Ukrainian President Petro Poroshenko spoke with his Russian counterpart, Vladimir Putin, via telephone on June 21, calling on him to allow Denisova access to the Ukrainian “hostages,” according to Ukraine’s presidential website.
The Kremlin said that, during the call, initiated by Kyiv, the sides touched on the topic of prisoner exchanges and visits by monitors from each country to the other’s prisons.
Sentsov, a vocal opponent of Russia’s 2014 annexation of Crimea, is currently on hunger strike while serving a 20-year sentence in far-northern Russia.
A native of Crimea, he is demanding the release of 64 Ukrainian citizens he considers political prisoners, according to RFE/RL.
The 41-year-old was sentenced in 2015 for conspiracy to commit terror acts, charges he and human rights groups say were politically motivated.
Western governments and rights organizations have called for Sentsov to be released, and the Russian human rights group Memorial considers him a political prisoner.
On June 20, the secretary-general of the Council of Europe urged Russia to free him “on humanitarian grounds.”

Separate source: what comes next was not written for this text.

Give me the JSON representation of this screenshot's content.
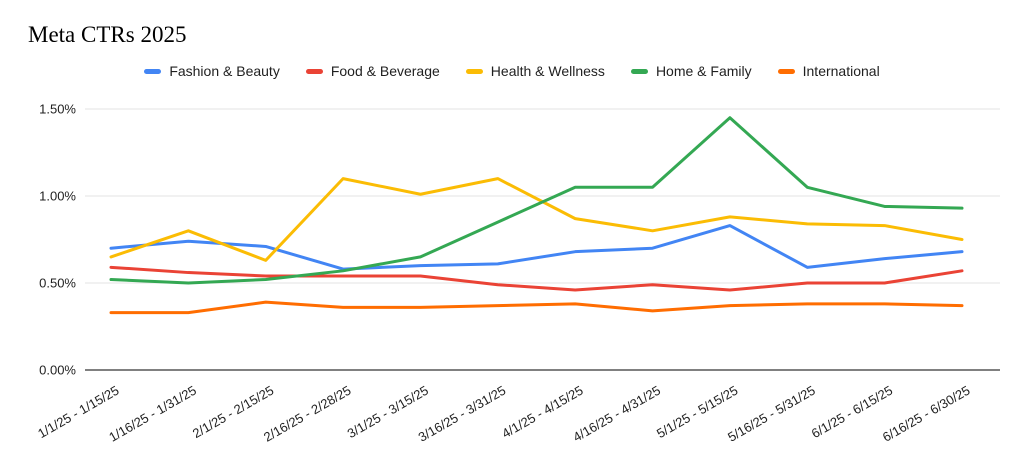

“If there is a need for a request for pardoning him, I would gladly do it on the basis of the European Convention of Human Rights,” Thorbjorn Jagland told Russian Ombudswoman Tatyana Moskalkova, the Interfax news agency reported after their meeting in Moscow.
Jagland made the call two days after a dozen leading names in the Russian arts called for President Vladimir Putin to pardon Sentsov.
But Kremlin spokesman Dmitry Peskov told reporters that the Ukrainian film director would have to ask for the pardon himself before it could be considered.